Linus Pauling: I gave a talk twelve or thirteen years ago in New York, and when I got home I had a letter from Irwin Stone, whom I had met
in New York, and who wrote saying that I had said that I would like to live for another twenty-five years in order to be able
to enjoy and appreciate the new discoveries that would be made during this period about the nature of the world. He sent
me reprints of four papers that he had published and said that if I were to take three grams a day of vitamin C, it would
keep me from having colds and improve my health generally. In 1972, a number of years later, he had his book published, The Healing Factor: Vitamin C Against Disease.
I started taking vitamin C, three grams a day, my wife did too, and we observed that we no longer suffered from colds in the
way that I especially had before. And I mentioned this when I was speaking in New York at the dedication of the new medical
school at Mt. Sinai. One of the professors of medicine there wrote a scathing letter to me about bolstering up the vitamin
quacks who were bleeding the American public of $500 million per year, by my presenting this silly idea that large doses of
vitamin C could protect you against the common cold. And said could I point out a single double-blind study that would show
that vitamin C had any more value than a placebo?
Well I found when I looked in the literature that a half a dozen such studies had been published and all of them gave a positive
result, that vitamin C did have some protective power against the common cold. I had a considerable correspondence with him,
Victor Herbert is his name. He refused to look at the evidence. First he said he was too busy. I sent him a reprint of
Ritzel's work, and he said that he wasn't impressed by it. And I wrote saying "it's not enough to say you're not impressed
by it, you have to have some reason. " And so on.

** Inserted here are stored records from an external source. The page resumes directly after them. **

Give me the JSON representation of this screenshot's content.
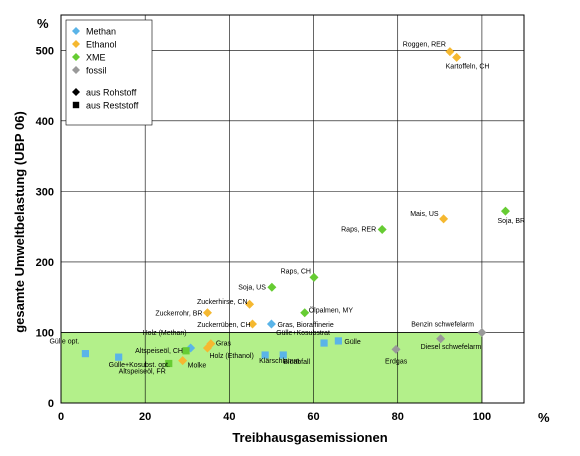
{
  "chart_data": {
    "type": "scatter",
    "ylabel": "gesamte Umweltbelastung (UBP 06)",
    "xlabel": "Treibhausgasemissionen",
    "y_unit_label": "%",
    "x_unit_label": "%",
    "xlim": [
      0,
      110
    ],
    "ylim": [
      0,
      550
    ],
    "xticks": [
      0,
      20,
      40,
      60,
      80,
      100
    ],
    "yticks": [
      0,
      100,
      200,
      300,
      400,
      500
    ],
    "grid": true,
    "reference_region": {
      "x": [
        0,
        100
      ],
      "y": [
        0,
        100
      ],
      "color": "#b3f08a"
    },
    "legend": {
      "position": "top-left",
      "items": [
        {
          "label": "Methan",
          "color": "#5ab4e8",
          "marker": "diamond"
        },
        {
          "label": "Ethanol",
          "color": "#f5b830",
          "marker": "diamond"
        },
        {
          "label": "XME",
          "color": "#66cc33",
          "marker": "diamond"
        },
        {
          "label": "fossil",
          "color": "#999999",
          "marker": "diamond"
        },
        {
          "label": "aus Rohstoff",
          "color": "#000000",
          "marker": "diamond"
        },
        {
          "label": "aus Reststoff",
          "color": "#000000",
          "marker": "square"
        }
      ]
    },
    "series": [
      {
        "name": "Methan",
        "color": "#5ab4e8",
        "points": [
          {
            "label": "Gülle opt.",
            "x": 5.8,
            "y": 70,
            "marker": "square"
          },
          {
            "label": "Gülle+Kosubst. opt.",
            "x": 13.7,
            "y": 65,
            "marker": "square"
          },
          {
            "label": "Holz (Methan)",
            "x": 30.8,
            "y": 78,
            "marker": "diamond"
          },
          {
            "label": "Gras, Bioraffinerie",
            "x": 50,
            "y": 112,
            "marker": "diamond"
          },
          {
            "label": "Klärschlamm",
            "x": 48.5,
            "y": 68,
            "marker": "square"
          },
          {
            "label": "Bioabfall",
            "x": 52.8,
            "y": 68,
            "marker": "square"
          },
          {
            "label": "Gülle+Kosubstrat",
            "x": 62.5,
            "y": 85,
            "marker": "square"
          },
          {
            "label": "Gülle",
            "x": 65.9,
            "y": 88,
            "marker": "square"
          }
        ]
      },
      {
        "name": "Ethanol",
        "color": "#f5b830",
        "points": [
          {
            "label": "Roggen, RER",
            "x": 92.4,
            "y": 498,
            "marker": "diamond"
          },
          {
            "label": "Kartoffeln, CH",
            "x": 94,
            "y": 490,
            "marker": "diamond"
          },
          {
            "label": "Mais, US",
            "x": 90.9,
            "y": 261,
            "marker": "diamond"
          },
          {
            "label": "Zuckerhirse, CN",
            "x": 44.8,
            "y": 140,
            "marker": "diamond"
          },
          {
            "label": "Zuckerrohr, BR",
            "x": 34.8,
            "y": 128,
            "marker": "diamond"
          },
          {
            "label": "Zuckerrüben, CH",
            "x": 45.5,
            "y": 112,
            "marker": "diamond"
          },
          {
            "label": "Holz (Ethanol)",
            "x": 34.8,
            "y": 78,
            "marker": "diamond"
          },
          {
            "label": "Gras",
            "x": 35.6,
            "y": 84,
            "marker": "diamond"
          },
          {
            "label": "Molke",
            "x": 28.9,
            "y": 60,
            "marker": "diamond"
          }
        ]
      },
      {
        "name": "XME",
        "color": "#66cc33",
        "points": [
          {
            "label": "Soja, BR",
            "x": 105.6,
            "y": 272,
            "marker": "diamond"
          },
          {
            "label": "Raps, RER",
            "x": 76.3,
            "y": 246,
            "marker": "diamond"
          },
          {
            "label": "Raps, CH",
            "x": 60.1,
            "y": 178,
            "marker": "diamond"
          },
          {
            "label": "Soja, US",
            "x": 50.1,
            "y": 164,
            "marker": "diamond"
          },
          {
            "label": "Ölpalmen, MY",
            "x": 57.9,
            "y": 128,
            "marker": "diamond"
          },
          {
            "label": "Altspeiseöl, CH",
            "x": 29.7,
            "y": 74,
            "marker": "square"
          },
          {
            "label": "Altspeiseöl, FR",
            "x": 25.6,
            "y": 56,
            "marker": "square"
          }
        ]
      },
      {
        "name": "fossil",
        "color": "#999999",
        "points": [
          {
            "label": "Benzin schwefelarm",
            "x": 100,
            "y": 100,
            "marker": "diamond"
          },
          {
            "label": "Diesel schwefelarm",
            "x": 90.2,
            "y": 91,
            "marker": "diamond"
          },
          {
            "label": "Erdgas",
            "x": 79.6,
            "y": 76,
            "marker": "diamond"
          }
        ]
      }
    ]
  }
}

Well by this time I began to realize that there was a lack of knowledge of what was in the medical literature on the part
of the physicians and the nutritionists. They were just ignoring the evidence. So I wrote my book Vitamin C and the Common Cold. A little later, as I continued to read the literature, I found that there was more and more evidence about vitamin C in
relation to various diseases, including cancer. Viral diseases, bacterial diseases and cancer. And so I realized that one
could understand why vitamin C should be involved for these many diseases.